Forum for all users to discuss the implementation and operation of the ChoralWiki at CPDL
Nikolaus Hold
Posts: 22
Joined: 13 Jul 2016 10:47

Upload Limit

Postby Nikolaus Hold » 08 Oct 2017 18:51

One of the goals of CPDL is to grow. You can see this by looking at the progress bar for new scores on the main page (3000 goal). But that should not lead to a contest, who can upload the fastest. In my opinion, quality also takes time. Therefore, I would like to present the following heretical suggestion to the administrators:

Limit the Add-Works process to allow a user to upload only a maximum of 2 works per day.

Posts: 78
Joined: 23 Nov 2007 10:04

Re: Upload Limit

Postby joachim » 09 Oct 2017 07:30

Hi Nikolaus

I respectfully disagree. One of ChoralWiki's most prolific contributors, André Vierendeels, always has his scores published in batches (through me).
His contributions are mostly original transcripts from original prints or manuscripts, give or take the odd work by his own hand. Limiting this input would put serious restraints on CPDL's growth path.



Site Admin
Posts: 2663
Joined: 05 Mar 2006 19:57
Location: Rome, Italy

Re: Upload Limit

Postby choralia » 09 Oct 2017 20:31

I agree with Joachim: limiting the number of daily contributions just causes problems to those who upload batches of scores prepared over longer periods of time.

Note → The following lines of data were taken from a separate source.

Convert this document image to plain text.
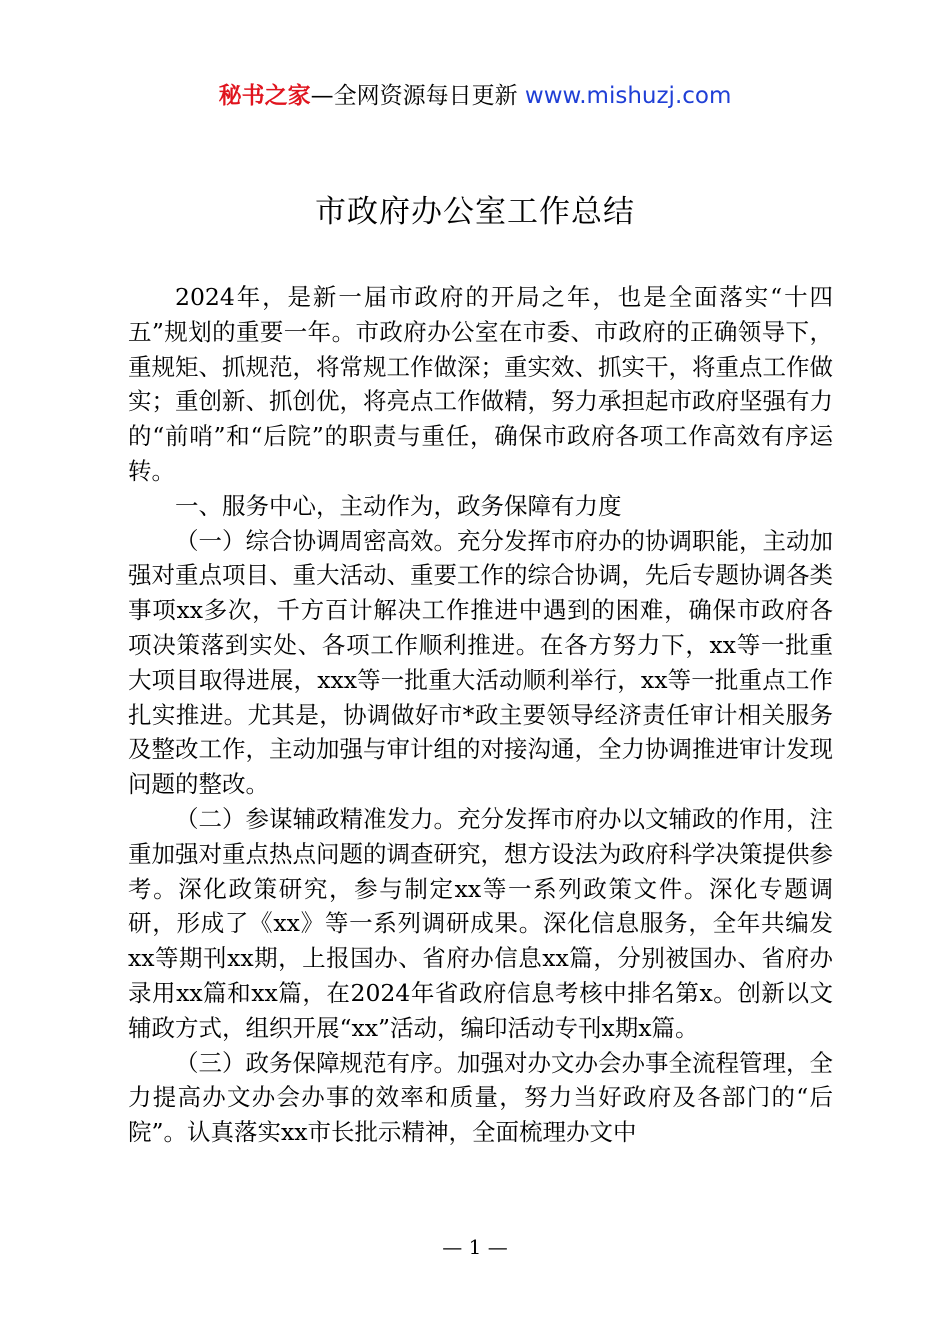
秘书之家—全网资源每日更新 www.mishuzj.com
市政府办公室工作总结

2024年，是新一届市政府的开局之年，也是全面落实“十四五”规划的重要一年。市政府办公室在市委、市政府的正确领导下，重规矩、抓规范，将常规工作做深；重实效、抓实干，将重点工作做实；重创新、抓创优，将亮点工作做精，努力承担起市政府坚强有力的“前哨”和“后院”的职责与重任，确保市政府各项工作高效有序运转。

一、服务中心，主动作为，政务保障有力度

（一）综合协调周密高效。充分发挥市府办的协调职能，主动加强对重点项目、重大活动、重要工作的综合协调，先后专题协调各类事项xx多次，千方百计解决工作推进中遇到的困难，确保市政府各项决策落到实处、各项工作顺利推进。在各方努力下，xx等一批重大项目取得进展，xxx等一批重大活动顺利举行，xx等一批重点工作扎实推进。尤其是，协调做好市*政主要领导经济责任审计相关服务及整改工作，主动加强与审计组的对接沟通，全力协调推进审计发现问题的整改。

（二）参谋辅政精准发力。充分发挥市府办以文辅政的作用，注重加强对重点热点问题的调查研究，想方设法为政府科学决策提供参考。深化政策研究，参与制定xx等一系列政策文件。深化专题调研，形成了《xx》等一系列调研成果。深化信息服务，全年共编发xx等期刊xx期，上报国办、省府办信息xx篇，分别被国办、省府办录用xx篇和xx篇，在2024年省政府信息考核中排名第x。创新以文辅政方式，组织开展“xx”活动，编印活动专刊x期x篇。

（三）政务保障规范有序。加强对办文办会办事全流程管理，全力提高办文办会办事的效率和质量，努力当好政府及各部门的“后院”。认真落实xx市长批示精神，全面梳理办文中

— 1 —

Regarding quality, CPDL has the duty of providing free access to everybody, including contributors who want to submit their editions and compositions. Limiting the freedom of submitting any type of compositions or editions represents some sort of censorship, which definitely is not part of CPDL's DNA. Freedom is two-ways: for contributors, who may freely upload any kind of compositions and editions, even when quality is poor (except, obviously, any clearly offensive materials); and for users, who may freely discard compositions and editions they don't like.


Posts: 1984
Joined: 22 Aug 2008 07:28

Re: Upload Limit

Postby vaarky » 24 Jan 2018 19:21

Are there other ways we could recognize and/or encourage scores of high quality, without the risk of a rating system discouraging people from contributing editions that have errors since these are nonetheless valuable?